What's That Bug? does not endorse extermination

Subject: What is this
Location: Atlanta, GA
June 11, 2014 9:29 pm
Hello,
This was on my bed the other night. Can you tell me what it is? Is it posoinous?
Thanks,
Signature: Phil

Centipede

Centipede

Hi PHil,
This is a Centipede in the order  Scolopendromorpha and though it is not deadly, it is venomous and it should be handled with caution as it may produce a painful bite.

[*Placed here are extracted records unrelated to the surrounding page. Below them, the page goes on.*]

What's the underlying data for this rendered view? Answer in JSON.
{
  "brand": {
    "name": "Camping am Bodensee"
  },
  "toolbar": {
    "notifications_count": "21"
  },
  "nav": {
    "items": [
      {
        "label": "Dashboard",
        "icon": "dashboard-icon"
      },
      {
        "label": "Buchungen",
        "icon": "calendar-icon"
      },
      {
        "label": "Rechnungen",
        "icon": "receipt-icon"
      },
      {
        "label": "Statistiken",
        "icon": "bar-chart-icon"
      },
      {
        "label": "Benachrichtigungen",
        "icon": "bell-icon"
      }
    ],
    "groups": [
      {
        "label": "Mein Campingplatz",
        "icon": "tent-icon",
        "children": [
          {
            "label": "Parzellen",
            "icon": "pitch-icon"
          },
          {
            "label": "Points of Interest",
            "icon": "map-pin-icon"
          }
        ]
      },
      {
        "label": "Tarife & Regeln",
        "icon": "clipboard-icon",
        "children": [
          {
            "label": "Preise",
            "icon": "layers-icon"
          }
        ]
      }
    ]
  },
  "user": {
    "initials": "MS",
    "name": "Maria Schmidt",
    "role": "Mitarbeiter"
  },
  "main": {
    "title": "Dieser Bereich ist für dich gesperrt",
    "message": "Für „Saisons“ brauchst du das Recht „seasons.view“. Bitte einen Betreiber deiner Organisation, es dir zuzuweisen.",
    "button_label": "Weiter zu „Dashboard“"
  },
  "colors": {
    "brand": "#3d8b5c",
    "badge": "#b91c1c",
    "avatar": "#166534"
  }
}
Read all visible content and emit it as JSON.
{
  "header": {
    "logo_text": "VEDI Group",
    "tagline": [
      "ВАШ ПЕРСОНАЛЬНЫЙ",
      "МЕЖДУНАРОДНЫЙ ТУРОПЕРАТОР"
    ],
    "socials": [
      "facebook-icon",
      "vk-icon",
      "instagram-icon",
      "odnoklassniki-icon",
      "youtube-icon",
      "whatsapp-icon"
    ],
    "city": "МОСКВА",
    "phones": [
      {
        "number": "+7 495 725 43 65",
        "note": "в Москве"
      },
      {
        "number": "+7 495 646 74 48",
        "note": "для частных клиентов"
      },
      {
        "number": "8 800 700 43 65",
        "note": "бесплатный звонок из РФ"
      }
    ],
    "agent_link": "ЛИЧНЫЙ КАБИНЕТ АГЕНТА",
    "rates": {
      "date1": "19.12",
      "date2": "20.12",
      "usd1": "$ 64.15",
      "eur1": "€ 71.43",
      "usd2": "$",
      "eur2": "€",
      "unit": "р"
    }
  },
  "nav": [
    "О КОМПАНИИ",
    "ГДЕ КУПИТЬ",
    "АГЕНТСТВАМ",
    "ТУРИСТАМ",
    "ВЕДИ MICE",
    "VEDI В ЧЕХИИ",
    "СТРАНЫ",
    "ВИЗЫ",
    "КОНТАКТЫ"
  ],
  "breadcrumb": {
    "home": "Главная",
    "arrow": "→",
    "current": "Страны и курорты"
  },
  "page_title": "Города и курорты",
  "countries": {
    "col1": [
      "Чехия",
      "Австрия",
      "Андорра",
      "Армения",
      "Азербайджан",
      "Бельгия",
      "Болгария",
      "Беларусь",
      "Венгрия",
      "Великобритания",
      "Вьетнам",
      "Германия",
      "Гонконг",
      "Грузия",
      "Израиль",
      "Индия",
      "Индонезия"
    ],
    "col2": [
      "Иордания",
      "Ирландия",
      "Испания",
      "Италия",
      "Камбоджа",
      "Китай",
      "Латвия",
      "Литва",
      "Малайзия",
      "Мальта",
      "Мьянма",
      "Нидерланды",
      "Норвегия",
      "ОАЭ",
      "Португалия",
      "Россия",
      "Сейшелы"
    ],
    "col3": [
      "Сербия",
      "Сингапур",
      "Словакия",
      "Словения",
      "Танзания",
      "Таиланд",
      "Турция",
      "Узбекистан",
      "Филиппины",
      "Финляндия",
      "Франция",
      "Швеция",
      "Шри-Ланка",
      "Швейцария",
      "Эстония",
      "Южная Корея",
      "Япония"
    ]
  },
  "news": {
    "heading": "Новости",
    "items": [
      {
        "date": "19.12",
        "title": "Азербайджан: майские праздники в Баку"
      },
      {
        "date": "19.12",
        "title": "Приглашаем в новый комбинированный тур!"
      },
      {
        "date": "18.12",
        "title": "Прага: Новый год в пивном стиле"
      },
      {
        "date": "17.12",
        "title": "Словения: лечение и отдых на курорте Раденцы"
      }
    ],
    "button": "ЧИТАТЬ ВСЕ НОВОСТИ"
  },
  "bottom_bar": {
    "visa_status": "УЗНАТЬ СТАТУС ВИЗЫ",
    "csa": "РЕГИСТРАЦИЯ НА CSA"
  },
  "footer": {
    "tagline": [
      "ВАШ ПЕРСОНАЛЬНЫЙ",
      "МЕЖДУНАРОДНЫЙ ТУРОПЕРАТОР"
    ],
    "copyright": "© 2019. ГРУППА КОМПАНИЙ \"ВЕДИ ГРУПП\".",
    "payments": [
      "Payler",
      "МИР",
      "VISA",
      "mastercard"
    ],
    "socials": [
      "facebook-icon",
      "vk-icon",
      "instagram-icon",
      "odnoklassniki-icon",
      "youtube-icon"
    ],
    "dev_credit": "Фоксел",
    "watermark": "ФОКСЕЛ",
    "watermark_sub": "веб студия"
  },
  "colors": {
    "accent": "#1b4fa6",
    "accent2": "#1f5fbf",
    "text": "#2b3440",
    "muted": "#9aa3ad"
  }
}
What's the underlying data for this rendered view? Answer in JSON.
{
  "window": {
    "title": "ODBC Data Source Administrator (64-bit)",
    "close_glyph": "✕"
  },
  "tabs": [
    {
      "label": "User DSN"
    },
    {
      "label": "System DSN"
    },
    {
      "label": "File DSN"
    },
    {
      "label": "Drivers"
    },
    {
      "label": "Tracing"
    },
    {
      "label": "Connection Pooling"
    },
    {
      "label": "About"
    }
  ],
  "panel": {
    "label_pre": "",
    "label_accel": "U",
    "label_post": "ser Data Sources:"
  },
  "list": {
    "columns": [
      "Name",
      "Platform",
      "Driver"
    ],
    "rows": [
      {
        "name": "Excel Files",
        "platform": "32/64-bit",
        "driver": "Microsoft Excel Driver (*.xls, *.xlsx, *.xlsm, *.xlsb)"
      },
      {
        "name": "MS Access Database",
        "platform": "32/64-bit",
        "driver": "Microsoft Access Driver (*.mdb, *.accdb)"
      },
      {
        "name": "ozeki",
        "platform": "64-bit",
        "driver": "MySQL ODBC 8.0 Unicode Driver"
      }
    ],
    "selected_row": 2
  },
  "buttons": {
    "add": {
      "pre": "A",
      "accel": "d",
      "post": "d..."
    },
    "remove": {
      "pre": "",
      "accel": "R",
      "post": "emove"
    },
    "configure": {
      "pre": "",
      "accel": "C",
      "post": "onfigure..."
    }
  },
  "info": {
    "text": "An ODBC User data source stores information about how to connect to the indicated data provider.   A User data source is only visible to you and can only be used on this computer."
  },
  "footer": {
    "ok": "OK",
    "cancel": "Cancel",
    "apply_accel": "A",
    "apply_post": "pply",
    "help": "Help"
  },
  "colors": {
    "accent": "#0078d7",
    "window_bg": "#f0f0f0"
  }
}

What's That Bug? does not endorse extermination

Subject: A flying, stick-like insect
Location: Arcata, CA; coastal, near redwoods
May 21, 2014 2:59 pm
Hello, this is my first time asking a question on this site and I do apologize if I am doing this wrong. I saw the strangest flying insect in Arcata, which is off the coast of Northern California, last week during my lunch break. It was a weird experience as I have never seen anything like it. I was at the community center park, specifically sitting on a grass field next to a small wooded area (deciduous), and this weird insect was flying around me for a few minutes. I was unfortunately not able to snap a picture of it before it left, so I will do my best at describing it in detail: It was about 2-2.5 inches in length and very thin. It was segmented and it’s torso looked very similar to that of a stick bug’s. The weird thing is that it’s body was bent like a U, so it’s head and bottom were higher than the middle part of it’s body. It seemed to have many (perhaps 20 or more) long, very thin legs that almost appeared as hairs falling from it’s t orso as it gracefully floated around. It’s head was a bit thicker than it’s body, and it had very thick, long antennae. I could not see it’s wings, as it was moving them rapidly, and it hovered around like a helicopter. It even got a few inches from my face twice, as if observing me. It was so alien and so freaky, I just had to let you guys know, and hopefully you can give me an idea as to what it was.
Thank you so much.
Signature: Nicole

Drone???

Drone???

Dear Nicole,
Please forgive the delay, but we really wanted to carefully craft our response to you.  This does not sound like any living creature that we know about, but it does sound like a hybrid of two adept predators we have represented in our archives: the Mosquito and the House Centipede.
  Mosquitoes are capable of hovering in place when deciding upon which part of the warm, human body part to puncture.  House Centipedes are fast runners that chase after prey.  We definitely would not want to have an encounter a House Centipede on our own scale.  We heard an interesting news story on NPR last week about the newest small Drones that look like insects, and that are so convincing that real insects have tried to mate with them.  Now, we here at WTB? could never imagine ourselves as the masterminds behind surveillance espionage, however, it we were to design a perfect Drone, we might consider morphing two unrelated species that have specific areas of near perfect mobility, in this case, air and ground.  A hybrid drone could fly to a location and then hit the ground running would be worth the research that went into it.  

Thanks for the reply. This is very interesting.
I appreciate the time you have put into investigating my experience with this unknown “bug”.